Escherichia coli is able to ferment not only single but also mixtures of carbon sources. The formate metabolism and effect of formate on various enzymes have been extensively studied during sole glucose but not mixed carbon sources utilization. It was revealed that in membrane vesicles (MV) of wild type cells grown at pH 7.5 during fermentation of the mixture of glucose (2 g/L), glycerol (10 g/L), and formate (0.68 g/L), in the assays, the addition of formate (10 mM) increased the N,N'-dicyclohexylcarbodiimide (DCCD)-inhibited ATPase activity on ~30% but no effect of potassium ions (100 mM) had been detected. In selC (coding formate dehydrogenases) and fdhF (coding formate dehydrogenase H) single mutants, formate increased DCCD-inhibited ATPase activity on ~40 and ~70%, respectively.
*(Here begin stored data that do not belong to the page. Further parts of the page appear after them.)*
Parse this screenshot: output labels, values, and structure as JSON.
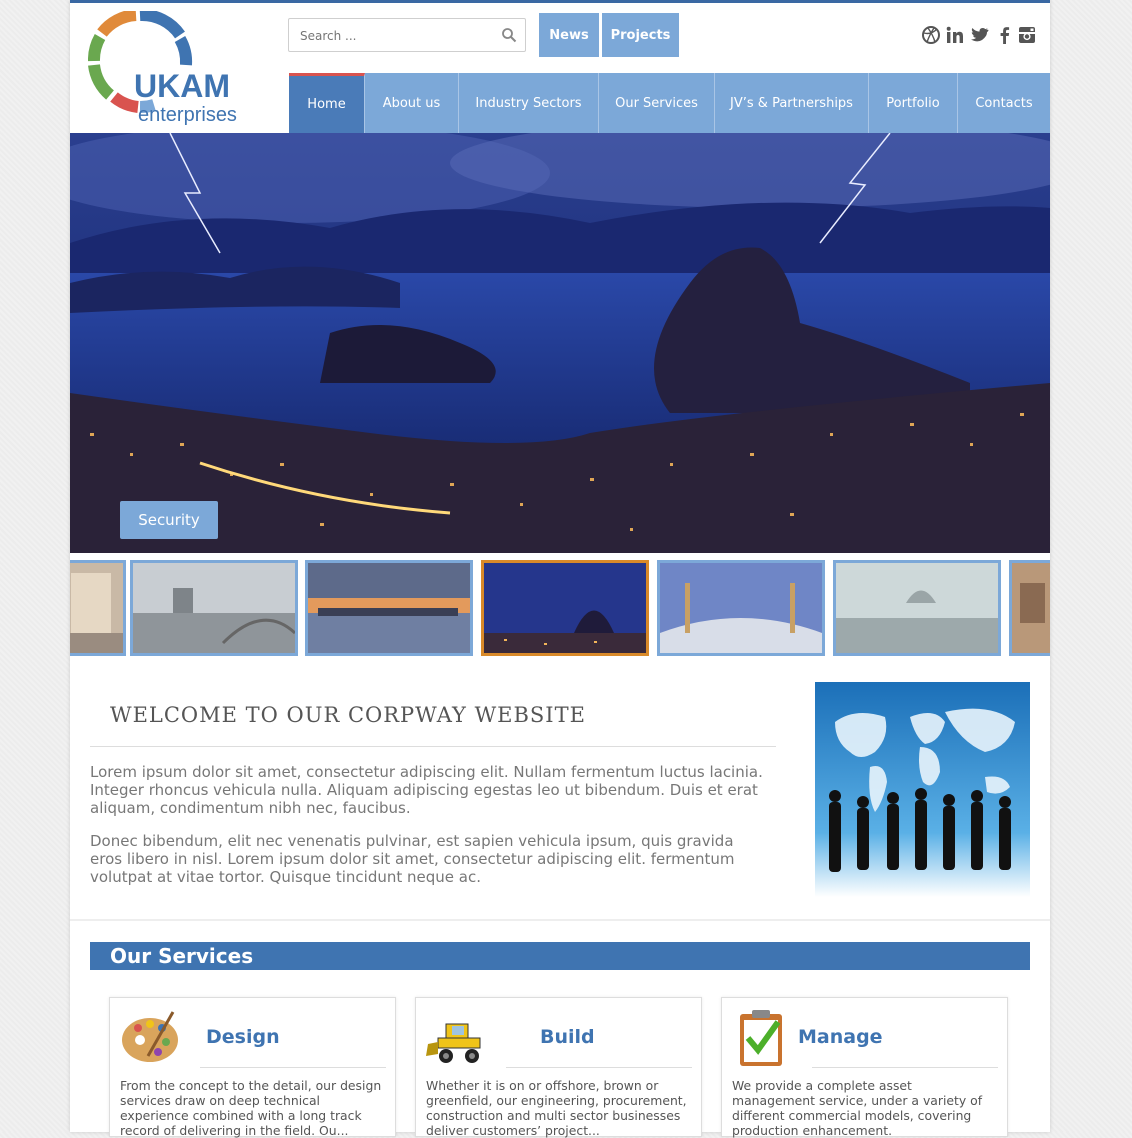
{
  "brand": {
    "name": "UKAM",
    "tagline": "enterprises",
    "colors": {
      "accent": "#7ca8d8",
      "accent_dark": "#3f74b1",
      "active_border": "#d9534f"
    }
  },
  "search": {
    "placeholder": "Search ...",
    "value": ""
  },
  "top_buttons": {
    "news": "News",
    "projects": "Projects"
  },
  "social_icons": [
    "dribbble-icon",
    "linkedin-icon",
    "twitter-icon",
    "facebook-icon",
    "instagram-icon"
  ],
  "nav": {
    "items": [
      {
        "label": "Home",
        "active": true
      },
      {
        "label": "About us"
      },
      {
        "label": "Industry Sectors"
      },
      {
        "label": "Our Services"
      },
      {
        "label": "JV’s & Partnerships"
      },
      {
        "label": "Portfolio"
      },
      {
        "label": "Contacts"
      }
    ]
  },
  "hero": {
    "caption": "Security"
  },
  "welcome": {
    "title": "WELCOME TO OUR CORPWAY WEBSITE",
    "paragraph1": "Lorem ipsum dolor sit amet, consectetur adipiscing elit. Nullam fermentum luctus lacinia. Integer rhoncus vehicula nulla. Aliquam adipiscing egestas leo ut bibendum. Duis et erat aliquam, condimentum nibh nec, faucibus.",
    "paragraph2": "Donec bibendum, elit nec venenatis pulvinar, est sapien vehicula ipsum, quis gravida eros libero in nisl. Lorem ipsum dolor sit amet, consectetur adipiscing elit. fermentum volutpat at vitae tortor. Quisque tincidunt neque ac."
  },
  "services": {
    "heading": "Our Services",
    "cards": [
      {
        "title": "Design",
        "icon": "palette-icon",
        "text": "From the concept to the detail, our design services draw on deep technical experience combined with a long track record of delivering in the field. Ou..."
      },
      {
        "title": "Build",
        "icon": "bulldozer-icon",
        "text": "Whether it is on or offshore, brown or greenfield, our engineering, procurement, construction and multi sector businesses deliver customers’ project..."
      },
      {
        "title": "Manage",
        "icon": "clipboard-check-icon",
        "text": "We provide a complete asset management service, under a variety of different commercial models, covering production enhancement."
      }
    ]
  }
}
At pH 5.5, in wild type cells MV, formate decreased the DCCD-inhibited ATPase activity ~60% but unexpectedly in the presence of potassium ions, it was stimulated ~5.8 fold. The accessible SH or thiol groups number in fdhF mutant was less by 28% compared with wild type. In formate assays, the available SH groups number was less ~10% in wild type but not in fdhF mutant. Taken together, the data suggest that proton ATPase activity depends on externally added formate in the presence of potassium ions at low pH. This effect might be regulated by the changes in the number of redox-active thiol groups via formate dehydrogenase H, which might be directly related to proton ATPase FO subunit.
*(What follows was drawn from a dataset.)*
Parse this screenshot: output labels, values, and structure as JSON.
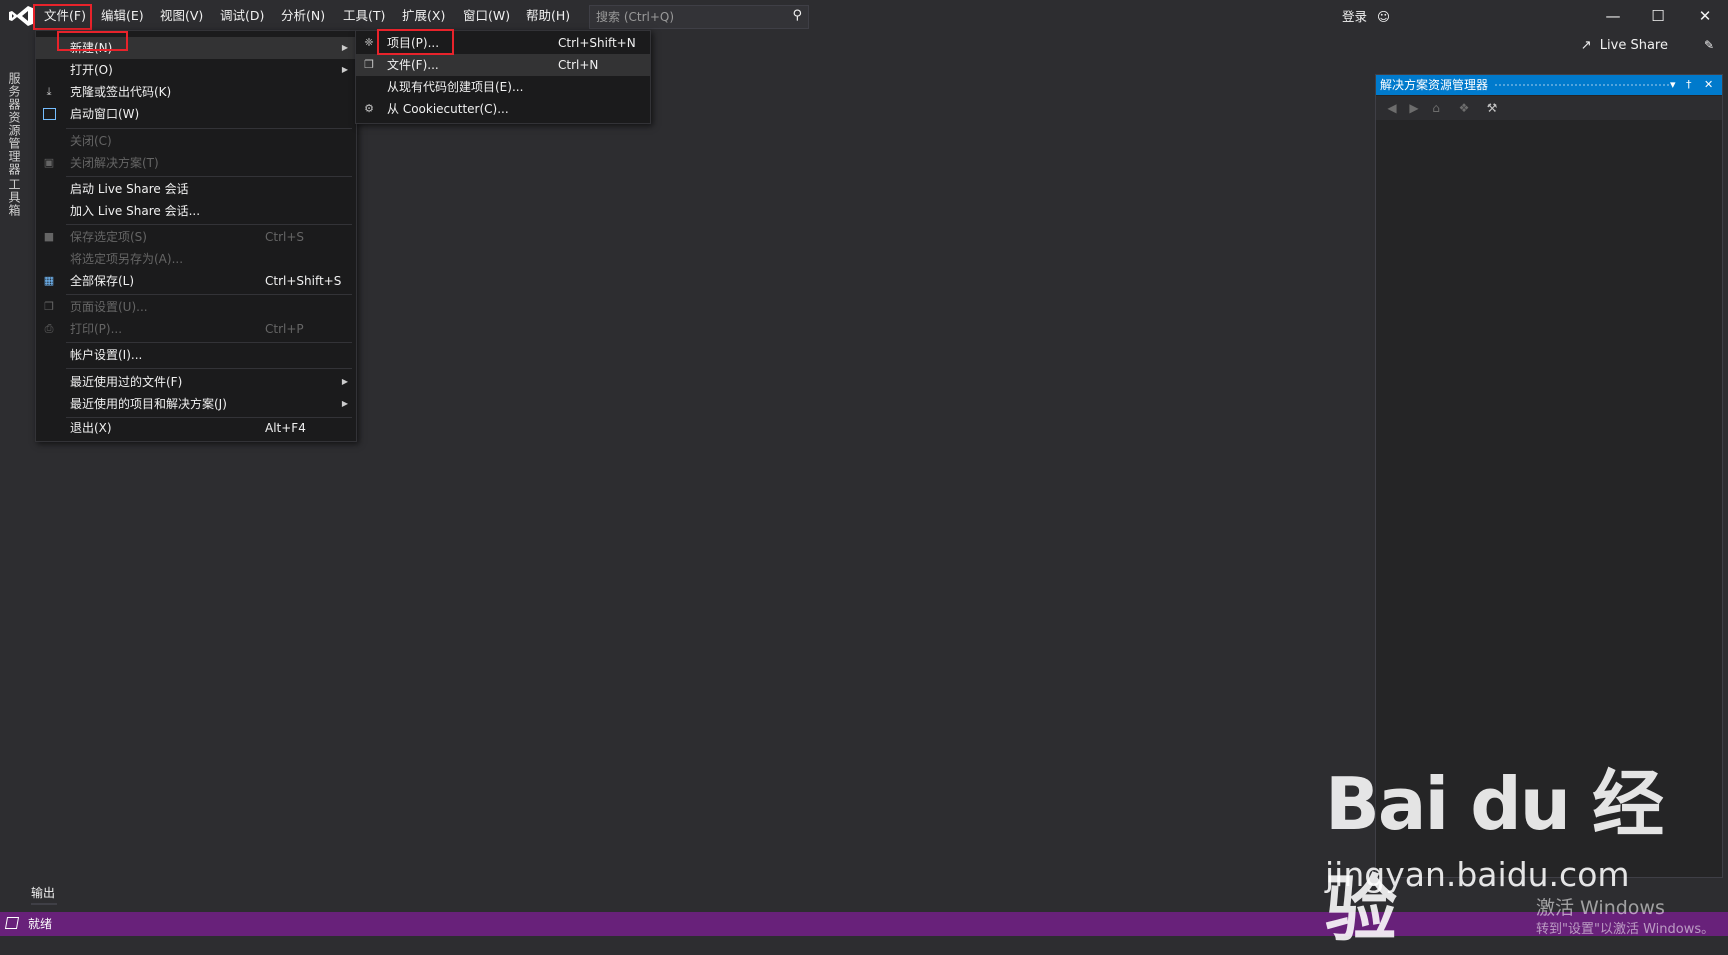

Understanding the Role of Escherichia coli Hydrogenases and Formate Dehydrogenases in the FO F1 -ATPase Activity during the Mixed Acid Fermentation of Mixture of Carbon Sources.
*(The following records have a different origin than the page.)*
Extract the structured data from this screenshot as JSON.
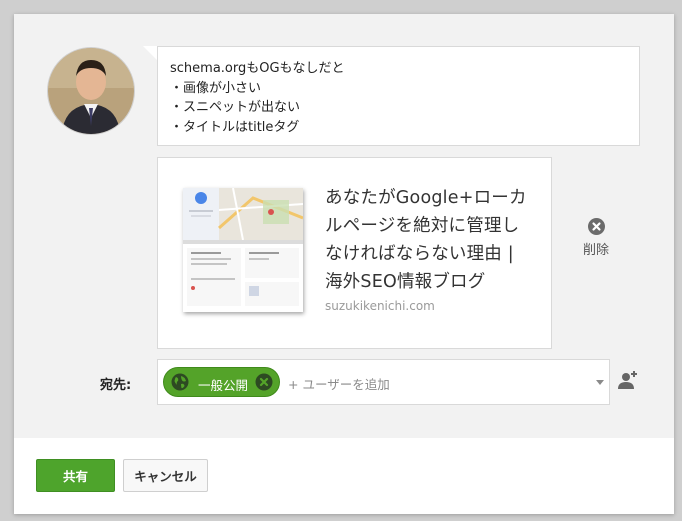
{
  "post": {
    "lines": [
      "schema.orgもOGもなしだと",
      "・画像が小さい",
      "・スニペットが出ない",
      "・タイトルはtitleタグ"
    ]
  },
  "link_preview": {
    "title": "あなたがGoogle+ローカルページを絶対に管理しなければならない理由 | 海外SEO情報ブログ",
    "domain": "suzukikenichi.com",
    "remove_label": "削除"
  },
  "audience": {
    "label": "宛先:",
    "chip_label": "一般公開",
    "add_placeholder": "+ ユーザーを追加"
  },
  "footer": {
    "share_label": "共有",
    "cancel_label": "キャンセル"
  },
  "colors": {
    "accent_green": "#4ea42c",
    "chip_green": "#54a329"
  },
  "icons": {
    "avatar": "profile-photo",
    "remove": "close-circle-icon",
    "chip": "globe-icon",
    "chip_remove": "close-circle-icon",
    "add_person": "person-add-icon"
  }
}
During fermentation Escherichia coli produces di-hydrogen (H2 ) via reversible membrane-bound [Ni-Fe]-hydrogenases (Hyd). This study describes the total and N,N'-dicyclohexylcarbodiimide (DCCD) inhibited ATPase activity and H2 production at various pHs in E. coli wild type and mutants encoding Hyd enzymes and formate dehydrogenases (FDH) on fermentation of glucose, glycerol, and formate. The highest total ATPase activity was detected at pH 7.5 in hyaB hybC selC (lacking large subunits of Hyd-1 and Hyd-2 and FDH, respectively) triple mutant. This ATPase activity was mainly due to the proton-translocating ATPase but in FDH mutant the DCCD inhibition was less compared to wild type. Potassium ions stimulated total ATPase activity at pH 5.5 ~50% and ~35% in wild type and hypF (lacking all Hyd enzymes) mutant, respectively. Moreover, K+ also stimulated DCCD inhibited ATPase activity ~1.7-fold-2-fold in strains where FDH was absent only at pH 5.5. DCCD inhibited H2 production only at pH 5.5 in all assays. Taken together it is suggested that at low pH, FDH, and Hyd enzymes are linked with the FO F1 -ATPase for regulating and maintaining the cytoplasmatic pH and thus proton motive force generation. FDH and Hyd enzymes have impact on the FO F1 -ATPase activity depending on external pH and potassium ions. © 2018 IUBMB Life, 70(10):1040-1047, 2018.